Hallo, meine Lieben. Hier folgt nun das 2. Kapitel von Buch 1. Ich hoffe, ihr habt Spaß daran. Hier findet ihr die (hoffentlich genug) zensierte Version.
 


 

Rivkoh – Der Führer der Ramuh
 

Unser Blick fiel auf eine düstere, kalte und karge Landschaft, trist und eintönig. Es war eine Wüste aus schwarzem Sand, nur unterbrochen von einigen Büscheln grauen Grastes und schwarzen blattlosen, vertrockneten Bäumen, die ihre knorrigen Äste krumm und schief in den windstillen Himmel reckten. Graue Staubwohlen, von der hier oben herrschenden drückenden Hitze verursacht, fegten über den trockenen Boden und wirbelten den fruchtlosen Sand auf.

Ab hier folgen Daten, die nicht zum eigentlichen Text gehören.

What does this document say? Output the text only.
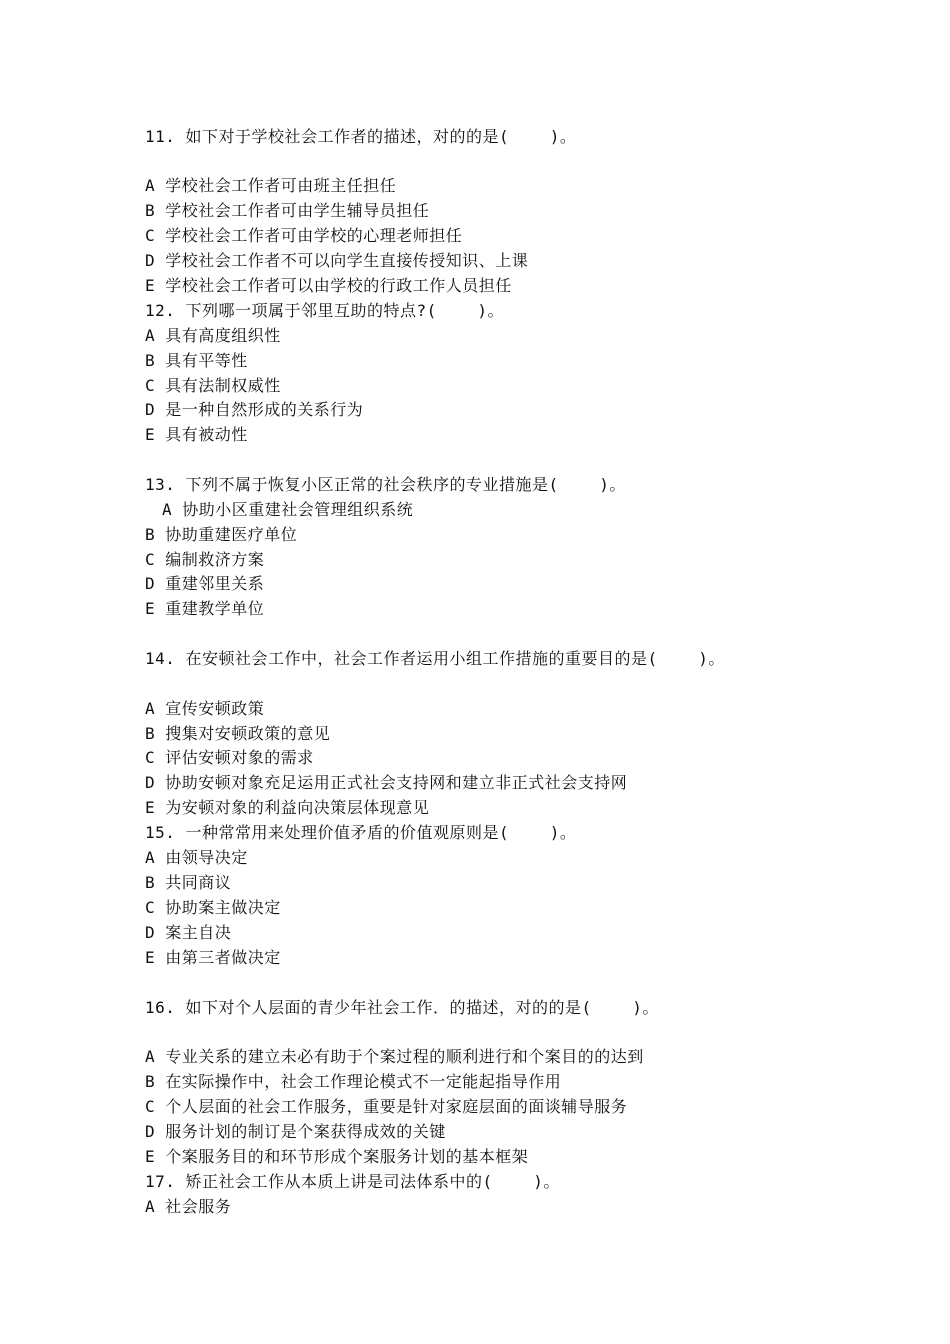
11. 如下对于学校社会工作者的描述，对的的是(    )。
A 学校社会工作者可由班主任担任
B 学校社会工作者可由学生辅导员担任
C 学校社会工作者可由学校的心理老师担任
D 学校社会工作者不可以向学生直接传授知识、上课
E 学校社会工作者可以由学校的行政工作人员担任
12. 下列哪一项属于邻里互助的特点?(    )。
A 具有高度组织性
B 具有平等性
C 具有法制权威性
D 是一种自然形成的关系行为
E 具有被动性
13. 下列不属于恢复小区正常的社会秩序的专业措施是(    )。
A 协助小区重建社会管理组织系统
B 协助重建医疗单位
C 编制救济方案
D 重建邻里关系
E 重建教学单位
14. 在安顿社会工作中，社会工作者运用小组工作措施的重要目的是(    )。
A 宣传安顿政策
B 搜集对安顿政策的意见
C 评估安顿对象的需求
D 协助安顿对象充足运用正式社会支持网和建立非正式社会支持网
E 为安顿对象的利益向决策层体现意见
15. 一种常常用来处理价值矛盾的价值观原则是(    )。
A 由领导决定
B 共同商议
C 协助案主做决定
D 案主自决
E 由第三者做决定
16. 如下对个人层面的青少年社会工作．的描述，对的的是(    )。
A 专业关系的建立未必有助于个案过程的顺利进行和个案目的的达到
B 在实际操作中，社会工作理论模式不一定能起指导作用
C 个人层面的社会工作服务，重要是针对家庭层面的面谈辅导服务
D 服务计划的制订是个案获得成效的关键
E 个案服务目的和环节形成个案服务计划的基本框架
17. 矫正社会工作从本质上讲是司法体系中的(    )。
A 社会服务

Im Osten, weit hinter der Schwarzen Wüste stemmten unereichbar fern dunkle Berge ihr düsteres, bedrohliches Antlitz in die Höhe, schwarzes Gestein, weder von Schnee noch von Pflanzen abgelöst.
 

Aus diesem Schattengebirge entsprang der sich durch die gesamte schwarze Wüste schlängenlnde Ashila, der Fluss des Blutes. Dieser viele hundert Schritt breite Fluss bestand der Legende nach aus dem Blut derjenigen, die einen Kampf gegen die Hölle gewagt hatten. Traurig und langsam bahnte sich der Strom seinen Weg durch die Ödnis, brachte weder Leben noch Fruchtbarkeit mit sich. Nur einige Tierschädel und vermutlich auch menschliche Schädel waren an seinen Ufern zu sehen, verdurstet und verhungert trotz der nahen Flüssigkeit, die zu trinken sie jedoch unfähig gewesen waren. Keine Brücke führte über den Ashila, kein Entkommen war möglich.
 

Doch das Schlimmste an der Umgebung hier stellte der Himmel dar, wenn man ihn überhaupt so nennen konnte. Er war eine dunkelgraue Fläche, nur durchbrochen von weißen Blitzen, die hier Tag und Nacht über das von keinem einzigen Stern erhellte Firmament oberhalb des Turmes zuckten.

Und direkt vor uns befand sich die Höllensonne. Doch dieses furchtbare Ding hatte den Namen „Sonne“ nicht verdient. Es war schwarz und sendete pulsierend, stets im gleichen Rhythmus, sein graues, Leben verschluckendes, dunkles Licht nach alles Seiten ab, ließ alles um sich herum verdorren und sterben. Wer zu lange in das Licht dieses schwarzen Sternes blickte, erblindete unweigerlich.
 

Wie mir berichtet worden war, war diese Höllensonne einst das Herz Satans gewesen, das Luzifer ihm herausgerissen und aus Vergnügen an Folter dazu verdammt hatte, für immer qualvoll schlagend seine Strahlen über die gesamte Hölle zu schicken und die Herrschaft des neuen Höllenfürsten mitzuerleben und tatenlos ertragen zu müssen, wie alles unter seinen Händen noch weiter verdorrte.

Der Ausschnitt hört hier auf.